Oktay, Ankara’nın coğrafi ve ekonomik avantajlarını da dile getiriyor: “İpek Yolu ve Orta Koridor üzerinde yer alan şehir Ankara’dır. Demiryolunun merkezi, Asya’yı Avrupa’ya bağlayan güzergâhın kavşağıdır. Bu potansiyel öne çıkarılmalı; fuar alanları oluşturulmalı, cazibe merkezlerine dönüştürülmeli, iş insanları destek vermeli. Ankara’da çok önemli üniversiteler var; tüm üniversiteler güç birliği halinde sosyal ve beşeri insan yetiştiren bilim merkezlerine dönüşmeli. Düşünce kuruluşları oluşturulmalı ve tüm iş dünyası, ticaret odası, sanayi odası, esnaf odası tamamen Ankara’ya odaklanmalı.”

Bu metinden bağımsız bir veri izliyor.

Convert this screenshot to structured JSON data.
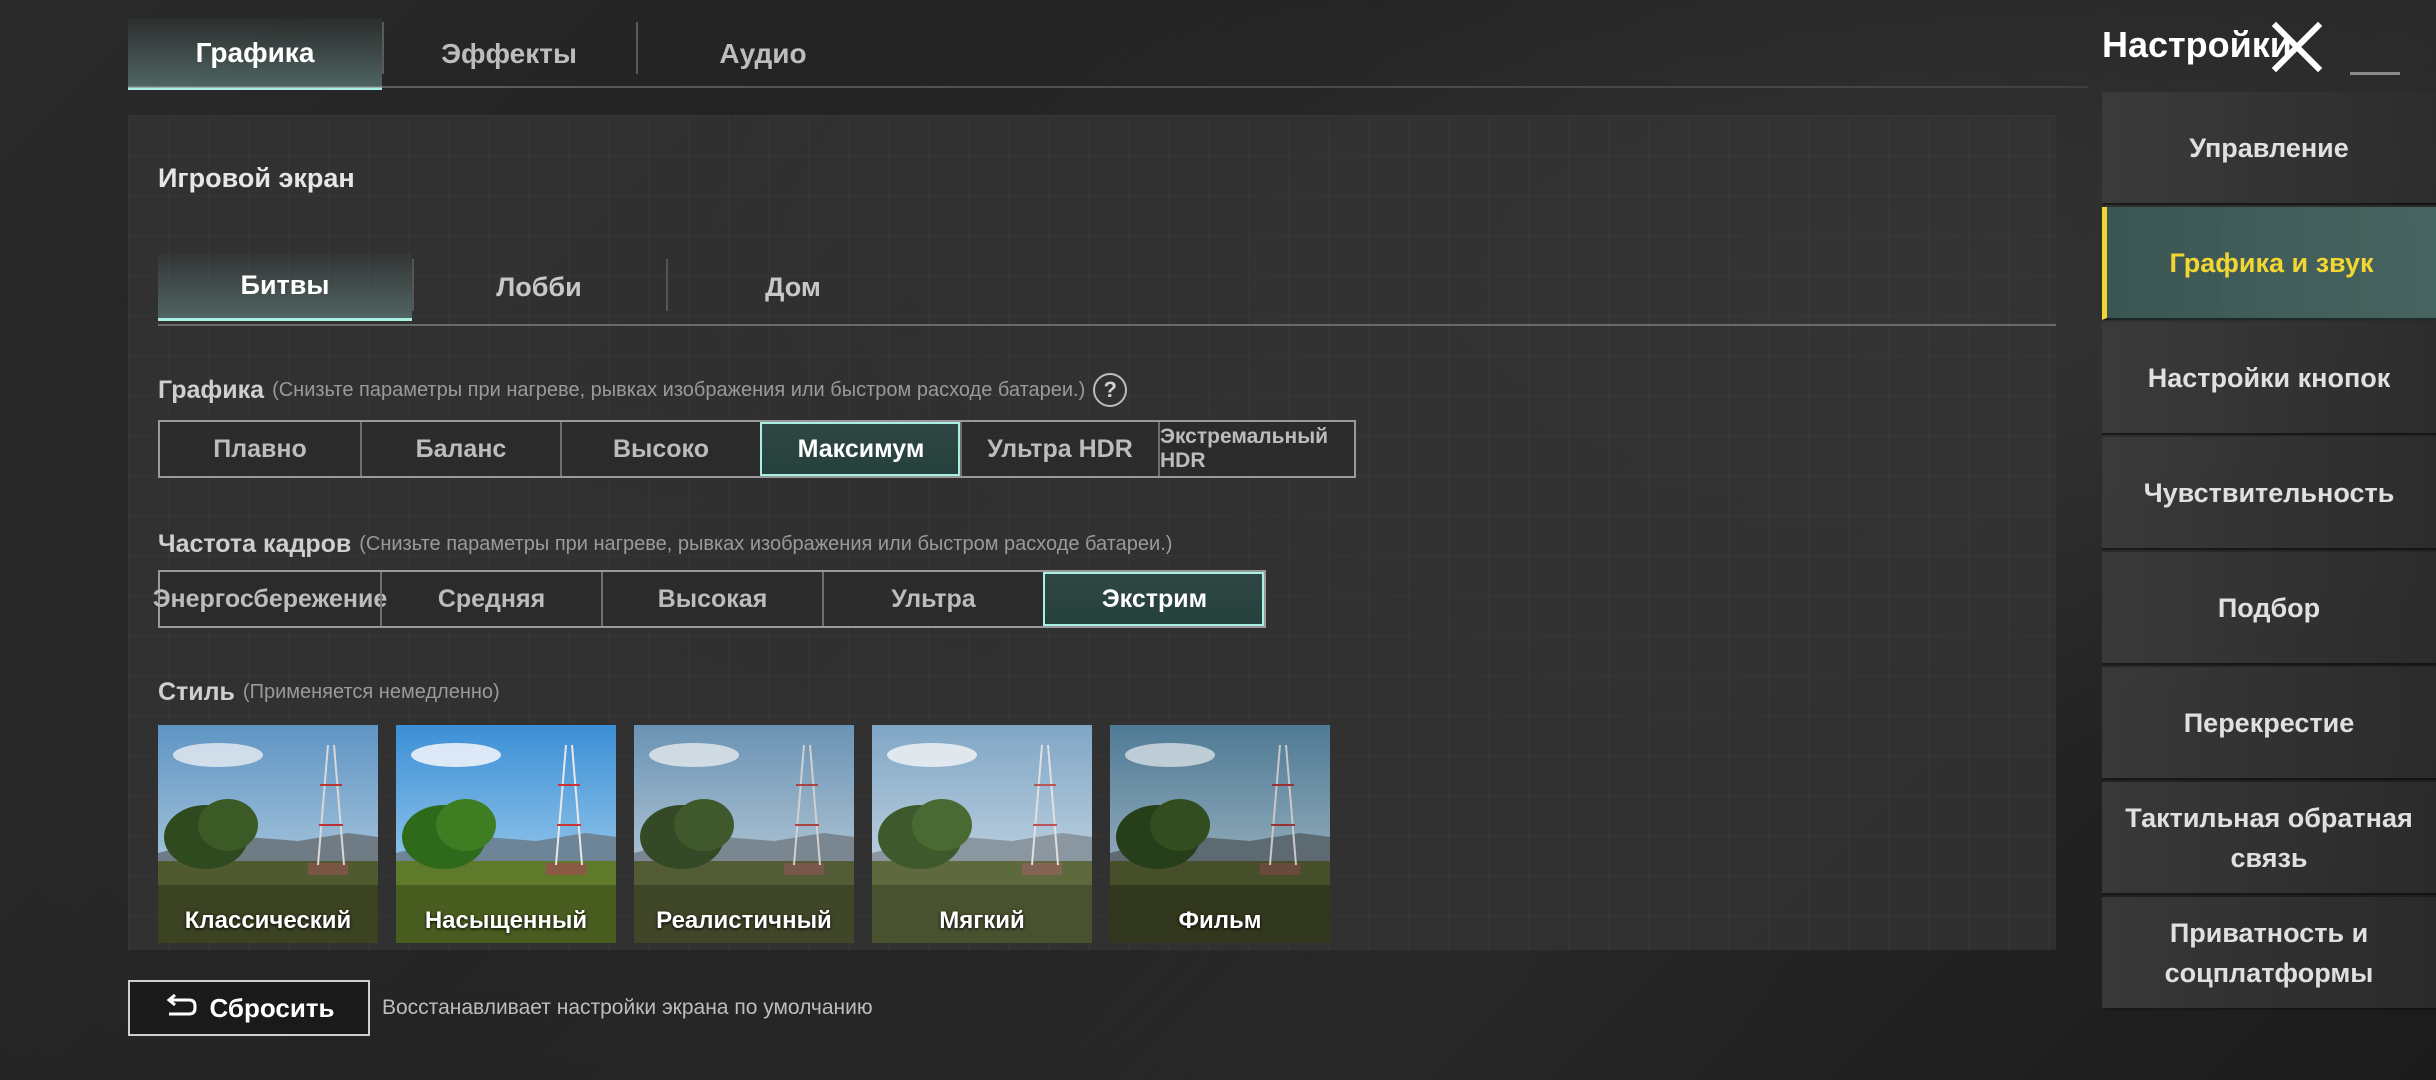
{
  "top_tabs": [
    {
      "label": "Графика",
      "active": true
    },
    {
      "label": "Эффекты",
      "active": false
    },
    {
      "label": "Аудио",
      "active": false
    }
  ],
  "header": {
    "title": "Настройки"
  },
  "panel": {
    "section_title": "Игровой экран",
    "sub_tabs": [
      {
        "label": "Битвы",
        "active": true
      },
      {
        "label": "Лобби",
        "active": false
      },
      {
        "label": "Дом",
        "active": false
      }
    ],
    "graphics": {
      "label": "Графика",
      "hint": "(Снизьте параметры при нагреве, рывках изображения или быстром расходе батареи.)",
      "help_glyph": "?",
      "options": [
        "Плавно",
        "Баланс",
        "Высоко",
        "Максимум",
        "Ультра HDR",
        "Экстремальный HDR"
      ],
      "selected": "Максимум"
    },
    "fps": {
      "label": "Частота кадров",
      "hint": "(Снизьте параметры при нагреве, рывках изображения или быстром расходе батареи.)",
      "options": [
        "Энергосбережение",
        "Средняя",
        "Высокая",
        "Ультра",
        "Экстрим"
      ],
      "selected": "Экстрим"
    },
    "style": {
      "label": "Стиль",
      "hint": "(Применяется немедленно)",
      "options": [
        "Классический",
        "Насыщенный",
        "Реалистичный",
        "Мягкий",
        "Фильм"
      ],
      "selected": "Классический"
    }
  },
  "reset": {
    "label": "Сбросить",
    "note": "Восстанавливает настройки экрана по умолчанию"
  },
  "sidebar": {
    "items": [
      {
        "label": "Управление",
        "active": false
      },
      {
        "label": "Графика и звук",
        "active": true
      },
      {
        "label": "Настройки кнопок",
        "active": false
      },
      {
        "label": "Чувствительность",
        "active": false
      },
      {
        "label": "Подбор",
        "active": false
      },
      {
        "label": "Перекрестие",
        "active": false
      },
      {
        "label": "Тактильная обратная связь",
        "active": false
      },
      {
        "label": "Приватность и соцплатформы",
        "active": false
      }
    ]
  },
  "colors": {
    "accent_teal": "#a8f0e4",
    "accent_yellow": "#f4d632",
    "selection_yellow": "#f2d22e"
  }
}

Ve Oktay ekliyor: “Bizim bu konularla ilgili çok ciddi çalışmalarımız var. Valiliğimiz, kalkınma ajansı ve milletvekilleriyle birlikte tüm projelerimizi şekillendirmiş durumdayız. Kültür Bakanlığı ve ilgili diğer bakanlıklarla da yakın iş birliği içerisindeyiz.” Bu sözler, Ankara için sadece eleştiri yapılmadığını; ciddi bir vizyon ve planlamanın yürütüldüğünü ortaya koyuyor.

Oktay’ın bu açıklamaları, Ankara’nın yalnızca bir şehir olmadığını; Cumhuriyet’in başkenti, tarihin hafızası ve geleceğin köprüsü olduğunu bir kez daha hatırlatıyor. Ankara, simgeleriyle, kültürüyle, altyapısıyla, üniversiteleriyle ve vizyon projeleriyle hak ettiği noktaya taşınmalıdır. Çünkü başkent, yalnızca binalardan değil; vizyon, kültür, tarih ve insanla inşa edilir.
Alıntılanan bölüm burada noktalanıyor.